The good news for investors is that the straight forward investment objectives combined with quick success in terms of asset-gathering and performance bodes well for some of these ETFs on two levels. First, they could be equally if not more successful next year. Second, many of 2012’s new ETFs look destined to be around for a while and not head to the ETF graveyard.
With that here is a review of some of the best new ETFs of 2012. Here, “best” means a combination of understandable investment objectives, asset-gathering proficiency and performance. Please not all of the successful new product launches of 2012 are included here.

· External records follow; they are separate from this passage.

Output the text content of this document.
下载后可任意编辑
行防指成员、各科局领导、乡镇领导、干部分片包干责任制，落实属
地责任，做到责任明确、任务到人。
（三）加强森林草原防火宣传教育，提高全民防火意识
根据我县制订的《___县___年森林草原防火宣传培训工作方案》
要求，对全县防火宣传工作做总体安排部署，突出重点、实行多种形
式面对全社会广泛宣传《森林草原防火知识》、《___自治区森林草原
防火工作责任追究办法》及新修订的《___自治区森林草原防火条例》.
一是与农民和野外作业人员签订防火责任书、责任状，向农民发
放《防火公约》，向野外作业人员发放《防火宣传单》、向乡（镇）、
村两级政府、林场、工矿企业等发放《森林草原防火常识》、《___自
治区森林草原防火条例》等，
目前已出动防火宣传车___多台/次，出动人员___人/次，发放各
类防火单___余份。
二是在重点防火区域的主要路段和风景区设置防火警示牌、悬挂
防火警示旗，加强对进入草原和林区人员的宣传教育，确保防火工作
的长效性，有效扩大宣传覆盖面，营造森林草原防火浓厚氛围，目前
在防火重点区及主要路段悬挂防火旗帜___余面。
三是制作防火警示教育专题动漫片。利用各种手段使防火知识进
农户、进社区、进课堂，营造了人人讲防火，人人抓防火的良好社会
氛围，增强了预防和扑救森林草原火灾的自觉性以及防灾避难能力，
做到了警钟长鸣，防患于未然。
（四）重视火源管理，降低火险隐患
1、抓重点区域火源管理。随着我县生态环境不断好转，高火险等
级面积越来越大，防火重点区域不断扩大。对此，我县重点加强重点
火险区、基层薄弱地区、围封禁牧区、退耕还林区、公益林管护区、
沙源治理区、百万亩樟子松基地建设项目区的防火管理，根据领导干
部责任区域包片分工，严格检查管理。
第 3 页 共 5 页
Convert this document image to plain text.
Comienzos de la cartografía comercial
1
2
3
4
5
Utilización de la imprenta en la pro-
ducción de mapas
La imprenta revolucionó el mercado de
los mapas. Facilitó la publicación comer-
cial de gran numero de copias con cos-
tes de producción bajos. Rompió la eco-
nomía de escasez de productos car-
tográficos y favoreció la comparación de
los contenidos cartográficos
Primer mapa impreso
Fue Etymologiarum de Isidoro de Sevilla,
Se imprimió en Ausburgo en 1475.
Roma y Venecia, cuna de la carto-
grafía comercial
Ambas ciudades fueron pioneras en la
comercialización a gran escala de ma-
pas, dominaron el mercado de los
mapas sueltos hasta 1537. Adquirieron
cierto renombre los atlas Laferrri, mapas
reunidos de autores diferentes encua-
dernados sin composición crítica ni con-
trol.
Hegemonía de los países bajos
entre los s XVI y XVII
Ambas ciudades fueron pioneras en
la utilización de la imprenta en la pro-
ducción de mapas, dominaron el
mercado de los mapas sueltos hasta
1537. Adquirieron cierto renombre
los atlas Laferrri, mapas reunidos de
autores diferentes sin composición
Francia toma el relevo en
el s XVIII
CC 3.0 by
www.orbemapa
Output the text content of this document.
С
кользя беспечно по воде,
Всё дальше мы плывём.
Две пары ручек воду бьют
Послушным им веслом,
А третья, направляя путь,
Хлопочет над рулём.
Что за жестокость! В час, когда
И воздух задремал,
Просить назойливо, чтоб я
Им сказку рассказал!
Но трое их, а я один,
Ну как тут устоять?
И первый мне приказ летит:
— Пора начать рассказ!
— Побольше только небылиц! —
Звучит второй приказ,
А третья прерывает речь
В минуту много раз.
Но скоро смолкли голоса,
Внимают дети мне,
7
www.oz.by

PIMCO ETF Trust (NYSEARCA:BOND) There is not much more praise that can be heaped upon the Bill Gross ETF. Following its February 29 inception date, BOND is on track to haul in $4 billion in assets. BOND is already the largest actively managed ETF and the ETF has delivered the goods in terms of performance since its debut. In fact, it has been better than the Total Return Mutual Fund, the world’s largest bond fund. By returns, AUM and ease of understanding what this ETF tries to do, BOND has impressed. There is no arguing that.
iShares Inc. (NYSEARCA:PICK) On the basis of performance, PICK has been lousy as it has tumbled about 18 percent since its early February debut. That is not because this ETF is a bad idea. PICK’s woes are attributable to not enough of 2012 being a risk on year. Investors have been worried about the Chinese economy, the fiscal cliff and a myriad of other issues that have hamstrung materials stocks.